A new technique for estimating rates of carboxylation and electron transport in leaves of C3 plants for use in dynamic global vegetation models

Abstract

The possible responses of the terrestrial biosphere to future CO₂ increases and associated climatic change are being investigated using dynamic global vegetation models (DG VMs) which include the Farquhar et al. (1980) biochemical model of leaf assimilation as the primary means of carbon capture. This model requires representative values of the maximum rates of Rubisco activity, V_max, and electron transport, J_max, for different vegetation types when applied at the global scale. Here, we describe an approach for calculating these values based on measurements of the maximum rate of leaf photosynthesis (A_max) ¹³C discrimination.
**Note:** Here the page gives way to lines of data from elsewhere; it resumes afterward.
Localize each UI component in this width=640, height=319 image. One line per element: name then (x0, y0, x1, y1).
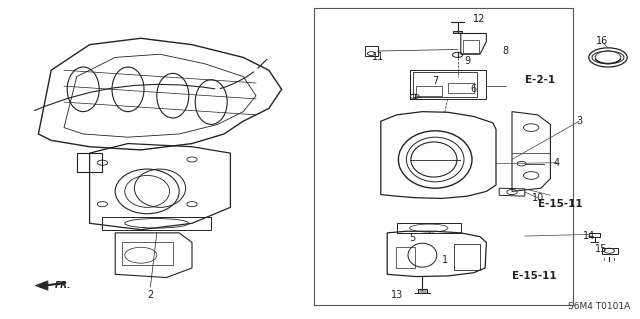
Text: 7: 7 (432, 76, 438, 86)
Text: 10: 10 (531, 193, 544, 203)
Text: 3: 3 (576, 116, 582, 126)
Bar (365, 46, 378, 56)
Bar (418, 289, 427, 293)
Bar (416, 86, 442, 96)
Text: 15: 15 (595, 244, 608, 254)
Text: FR.: FR. (54, 281, 71, 290)
Bar (122, 242, 173, 265)
Text: 1: 1 (442, 255, 448, 265)
Polygon shape (35, 281, 48, 290)
Text: 12: 12 (472, 14, 485, 24)
Text: 13: 13 (390, 290, 403, 300)
Text: E-15-11: E-15-11 (512, 271, 557, 281)
Text: E-15-11: E-15-11 (538, 199, 582, 209)
Text: 2: 2 (147, 290, 154, 300)
Bar (454, 244, 480, 270)
Text: 11: 11 (371, 52, 384, 63)
Text: S6M4 T0101A: S6M4 T0101A (568, 302, 630, 311)
Text: 14: 14 (582, 231, 595, 241)
Bar (453, 31, 462, 33)
Text: 16: 16 (595, 36, 608, 47)
Text: 8: 8 (502, 46, 509, 56)
Text: 4: 4 (554, 158, 560, 168)
Text: 9: 9 (464, 56, 470, 66)
Text: 5: 5 (410, 233, 416, 243)
Bar (396, 247, 415, 268)
Text: 6: 6 (470, 84, 477, 94)
Bar (413, 72, 477, 97)
Bar (463, 40, 479, 53)
Bar (314, 8, 573, 305)
Bar (448, 83, 474, 93)
Text: E-2-1: E-2-1 (525, 75, 555, 85)
Bar (602, 248, 618, 254)
Bar (589, 233, 600, 237)
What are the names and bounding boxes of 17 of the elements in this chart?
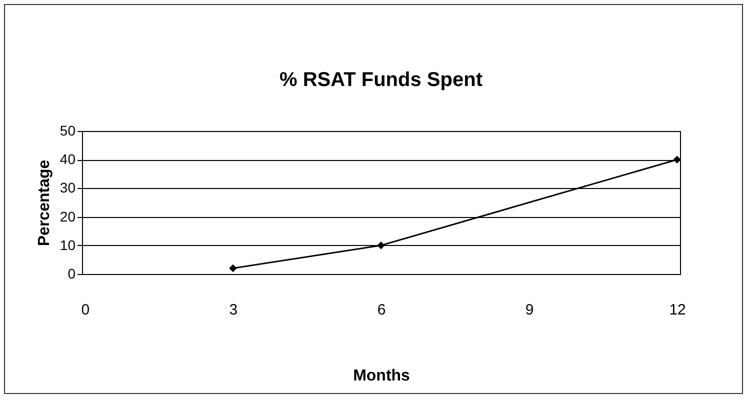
y-tick-label: 40 <box>60 151 76 168</box>
chart-title: % RSAT Funds Spent <box>280 69 483 91</box>
y-tick-label: 50 <box>60 122 76 138</box>
x-tick-label: 6 <box>377 302 386 318</box>
x-tick-label: 3 <box>229 302 238 318</box>
x-axis-title: Months <box>353 368 410 384</box>
point <box>229 264 237 272</box>
point <box>377 242 385 250</box>
y-tick-label: 20 <box>60 208 76 224</box>
y-tick-label: 0 <box>68 266 76 282</box>
y-tick-label: 30 <box>60 180 76 196</box>
point <box>673 156 681 164</box>
y-tick-label: 10 <box>60 236 76 253</box>
y-axis-title: Percentage <box>36 160 53 246</box>
x-tick-label: 9 <box>525 302 534 318</box>
x-tick-label: 12 <box>669 302 686 318</box>
x-tick-label: 0 <box>81 302 90 318</box>
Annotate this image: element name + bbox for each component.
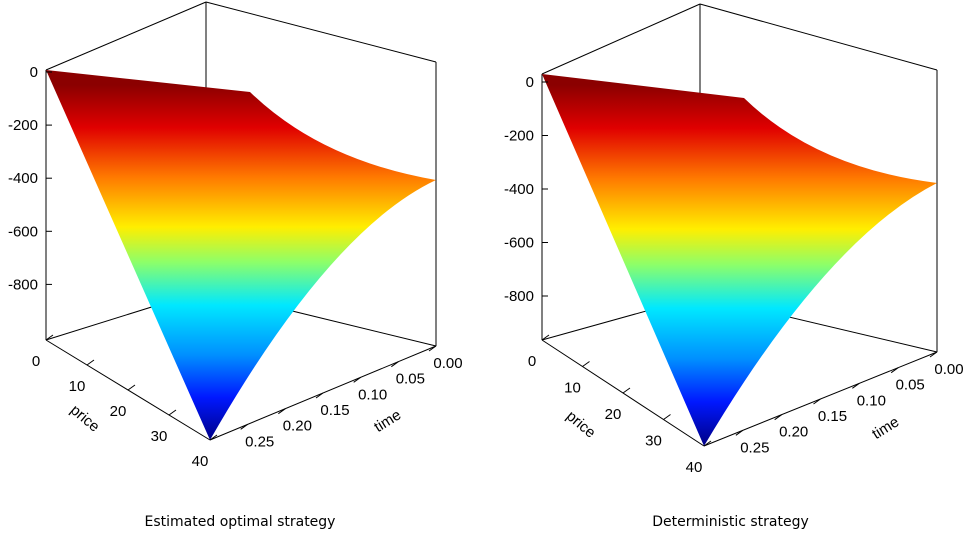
time-tick [353,376,361,383]
time-tick [735,429,744,436]
time-tick-label: 0.25 [245,433,274,450]
z-tick-label: 0 [30,64,38,81]
z-tick-label: -400 [504,181,534,198]
z-tick-label: -200 [504,128,534,145]
time-tick [315,392,324,399]
time-tick [890,367,899,374]
price-tick [127,384,136,391]
price-tick [582,361,590,367]
price-axis-title: price [563,408,599,442]
time-tick [278,408,286,415]
price-tick-label: 0 [32,353,40,370]
price-tick [168,409,177,416]
z-tick-label: -200 [8,117,38,134]
chart-panel-estimated: 0 -200 -400 -600 -800 0 10 20 30 40 price 0.00 0.0… [0,0,480,539]
z-tick-label: -600 [504,235,534,252]
chart-caption: Deterministic strategy [652,514,809,530]
surface [542,74,937,446]
z-tick-label: -800 [8,276,38,293]
time-tick [929,351,938,358]
time-tick [852,382,860,389]
time-tick [428,345,437,352]
price-tick [86,359,95,366]
price-tick-label: 30 [151,428,168,445]
time-tick-label: 0.10 [857,392,886,409]
time-tick-label: 0.20 [779,424,808,441]
time-tick [240,423,248,430]
surface [46,70,436,440]
time-axis: 0.00 0.05 0.10 0.15 0.20 0.25 time [735,351,964,456]
price-tick-label: 40 [686,459,703,476]
price-tick [663,414,671,420]
price-axis-title: price [67,402,103,436]
price-tick [622,387,631,394]
time-tick-label: 0.00 [433,355,462,372]
price-tick [45,334,54,341]
price-tick [541,334,550,341]
price-tick-label: 30 [645,433,662,450]
time-axis-title: time [371,406,404,435]
price-tick-label: 20 [110,403,127,420]
time-tick-label: 0.00 [934,361,963,378]
z-tick-label: -400 [8,170,38,187]
price-tick-label: 10 [69,378,86,395]
time-tick-label: 0.20 [283,418,312,435]
time-tick-label: 0.25 [740,439,769,456]
z-axis: 0 -200 -400 -600 -800 [504,74,548,305]
time-tick [813,398,821,405]
time-tick-label: 0.05 [896,377,925,394]
time-tick-label: 0.15 [818,408,847,425]
price-tick-label: 40 [192,453,209,470]
chart-panel-deterministic: 0 -200 -400 -600 -800 0 10 20 30 40 price 0.00 0.0… [496,0,965,539]
time-tick-label: 0.15 [320,402,349,419]
time-tick-label: 0.10 [358,386,387,403]
price-tick-label: 0 [528,353,536,370]
chart-caption: Estimated optimal strategy [144,514,336,530]
time-tick-label: 0.05 [396,371,425,388]
price-tick-label: 10 [564,380,581,397]
time-axis: 0.00 0.05 0.10 0.15 0.20 0.25 time [240,345,463,450]
z-tick-label: -600 [8,223,38,240]
price-tick [209,434,218,441]
price-tick-label: 20 [605,406,622,423]
time-tick [774,414,782,421]
z-tick-label: -800 [504,288,534,305]
time-axis-title: time [869,413,902,442]
z-axis: 0 -200 -400 -600 -800 [8,64,52,293]
price-tick [703,440,712,447]
time-tick [391,361,399,368]
z-tick-label: 0 [526,74,534,91]
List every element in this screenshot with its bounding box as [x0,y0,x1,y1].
The approach is tested and validated by comparison with measurements of Rubisco activity assayed directly on wild‐type and transgenic Nicotiana tabacum (tobacco) plants with altered Rubisco activity grown under ambient and elevated CO₂ mole fractions with high and low N‐supply. V_max and J_max values are reported for 18 different vegetation types with global coverage. Both variables were linearly related reinforcing the idea of optimal allocation of resources to photosynthesis (light harvesting vs. Rubisco) at the global scale. The reported figures should be of value to the further development of vegetation and ecosystem models employing mechanistic DGVMs.